I admit it. I have trouble sitting still. I also spent a part of my life studying neurophysiology. Recently I read an article in the Washington Post written by Alexis Wiggins entitled “Teacher spends two days as a student and is shocked at what she learned.”
I mentored teachers and principals in my years in administration at the High School Level, the Elementary level and at Central office in the district. I never thought of having the new teacher shadow a student for several days. I was not surprised, however at what they discovered.
Walking in a Student’s Shoes & Why We Need to Move
Students are expected to sit still, shut up and pay attention to the directions. The successful student can sit passively, read silently, write endlessly and regurgitate facts fluently. This is not a skill set that will help them solve real problems in the workforce of tomorrow. It also is a brain drain. You know, that roll your neck, lethargic, intellectually checking out feeling.
Somewhere in every teachers educational training we all came across the multiple intelligences (Howard Gardner) and learning styles (Dunn and Dunn). We memorized the theories and read the articles and wrote responses to the questions on tests.
Research tells us that Kinesthetic activities cross cultural barriers. Students that may not openly participate in discussions may find physical movement and expression with or without props a way to actively participate in learning. Bonus: the brain is also actively engaged by movement.
NASA has a great library of kinesthetic resources. I am going to make it my goal to have one webinar a month on our site with kinesthetic resources starting on May 25, 2016. Here are just a few of my favorites and why I like them.

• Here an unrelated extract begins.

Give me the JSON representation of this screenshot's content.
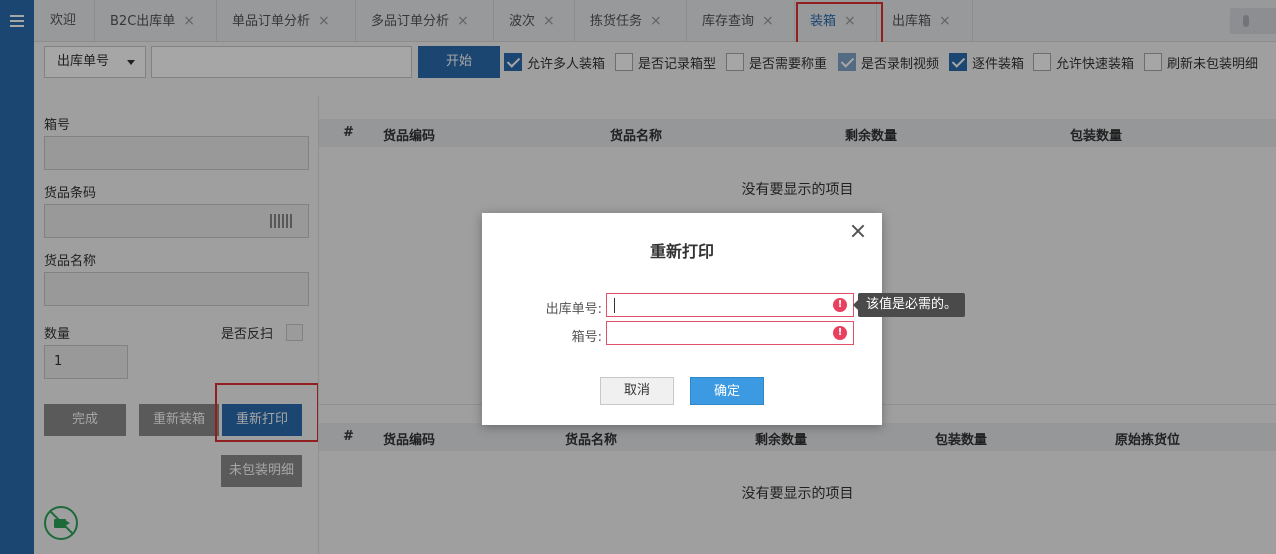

Getting in Touch with Your Inner Spacecraft
“Getting in touch with your inner spacecraft” is a Space Place resource that was developed in collaboration with the International Technology Education Association and the NASA ST5 mission. I like this activity because the students become spacecraft flying in a formation trying not to run into each other. This activity is designed to help students understand how we get data from satellites to help us with our weather. One student is in the middle of the hula hoop and the other 3 students in the team are on the outside of the hula hoop. They navigate using verbal commands as one or more of the students are blindfolded.
Acting out Science
“Acting out Science” is an integral part in understanding phase changes in the NASA Messenger Mission “Exploring ICE” series. This series is designed for students grades K-5. This series has problem-based learning challenges and demonstrations aligned to the CORE standards and NGSS.
Space Place Musical
I am in love with the Space Place Musical resource. The students sing and dance to lyrics designed to teach the space NGSS standards. Songs like “Planetary Posse” and “Meteor Wrong Blues” engage students and lead them to explore our solar system. The web site features ways to use the songs as karaoke, download the lyrics, listen to the songs and watch the video of each song. You can even have your students put on the whole musical.
Rover Races (grades 5-9) is an activity that involves students in designing a rover mission to maneuver t one student (the rover) to complete a series of tasks using different forms of communication. This resource provides alignment to the NGSS standards and CORE standards as well as in depth teacher’s guide. It is designed in the 5E lesson plan format.
Now- with summer programming looming on the horizon -Let’s Move it!